Another reason was to offer managerial skills and technology to existing enterprise partners who are demanding more private cloud services. "Clients such as mobile carriers with datacenteres need efficient cloud services. Big data analyses done on a regional base is also a big trend. Joyent offers the technology that allows Samsung's cloud infrastructure to supply these needs to our partners."

For its internal needs, Samsung's biggest cloud suppliers are currently Amazon Web Services and Microsoft. The company will continue to maintain constructive partners with them going forward, Rhee stressed. "Our intention is not to compete with them. It is to scale our own cloud service and better optimise it for our need."

The acquisition was led by Samsung's mobile business, but Joyent's infrastructure will be applied to all the South Korean company's businesses division, which will be "not in the distant future".

The deal will be completed in a couple of weeks though Rhee declined to specify for how much.

As a subsidiary of Samsung, Joyent will be given the freedom and range to continue to win businesses to other global giants, said Rhee, which was also reiterated by Joyent CEO Scott Hammond.

"For us we've been working with Samsung for a while now as a customer, and then, in the process, they got to know our technology," said Hammond. "We are a cloud platform used by enterprise to build next generation applications for web, mobile, and IoT. Looking at Samsung's product and software services, you can see that they are heading towards those market segments that we are interested.

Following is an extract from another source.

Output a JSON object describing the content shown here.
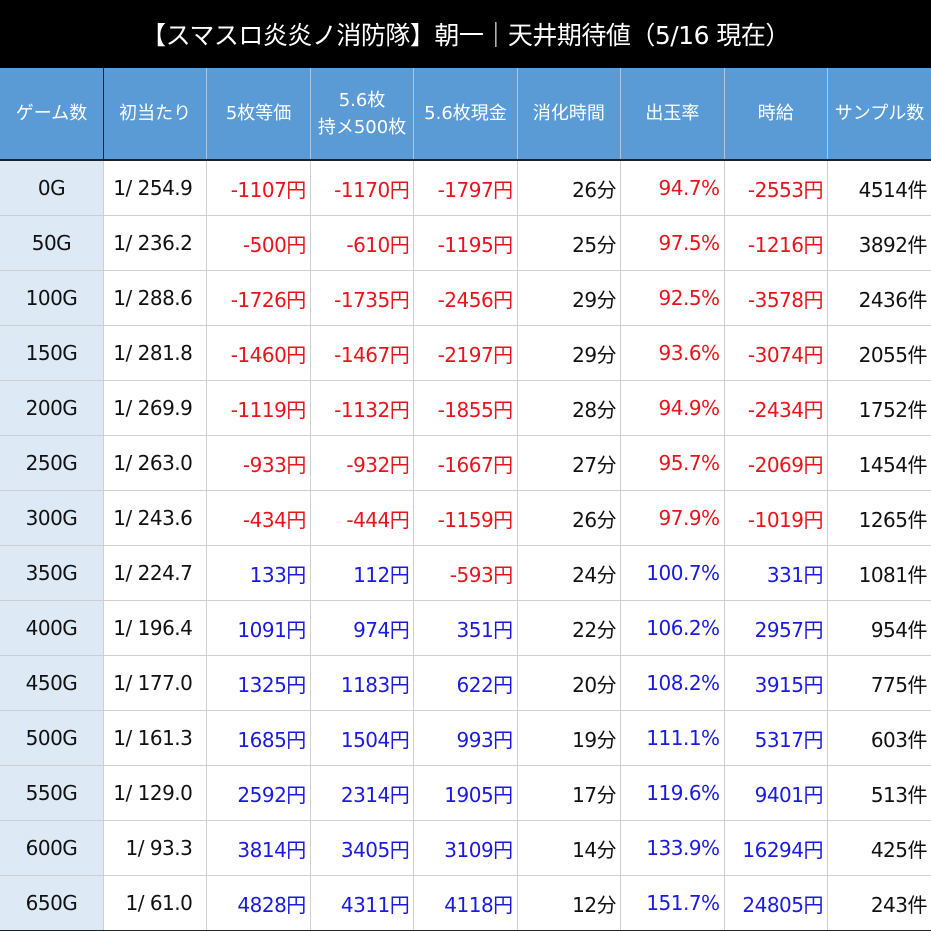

This will give us strong alignment with the end market segment."

"Samsung will offer global reach, technological expertise, and increase our credibility that will boost our partnership, existing partners, and reach new clients," he said.

Joyent will also work very closely with Samsung as its strategic partner, offering its platform atop the South Korean tech giant's higher-level services, such as IoT, smart home, mobile, and smart cars.

The company previously purchased LoopPay, which evolved into Samsung Pay, and SmartThings.

Samsung's mobile payment solution Samsung Pay was launched in the US last year and China in March this year, and hit 1 trillion won in transactions in South Korea last month. Most recently, it has launched in Australia and Singapore.

Rhee has previously told ZDNet that Samsung will expand availability to more and more countries, which coincides with the rise in cloud uptake to better manage deployment of the service.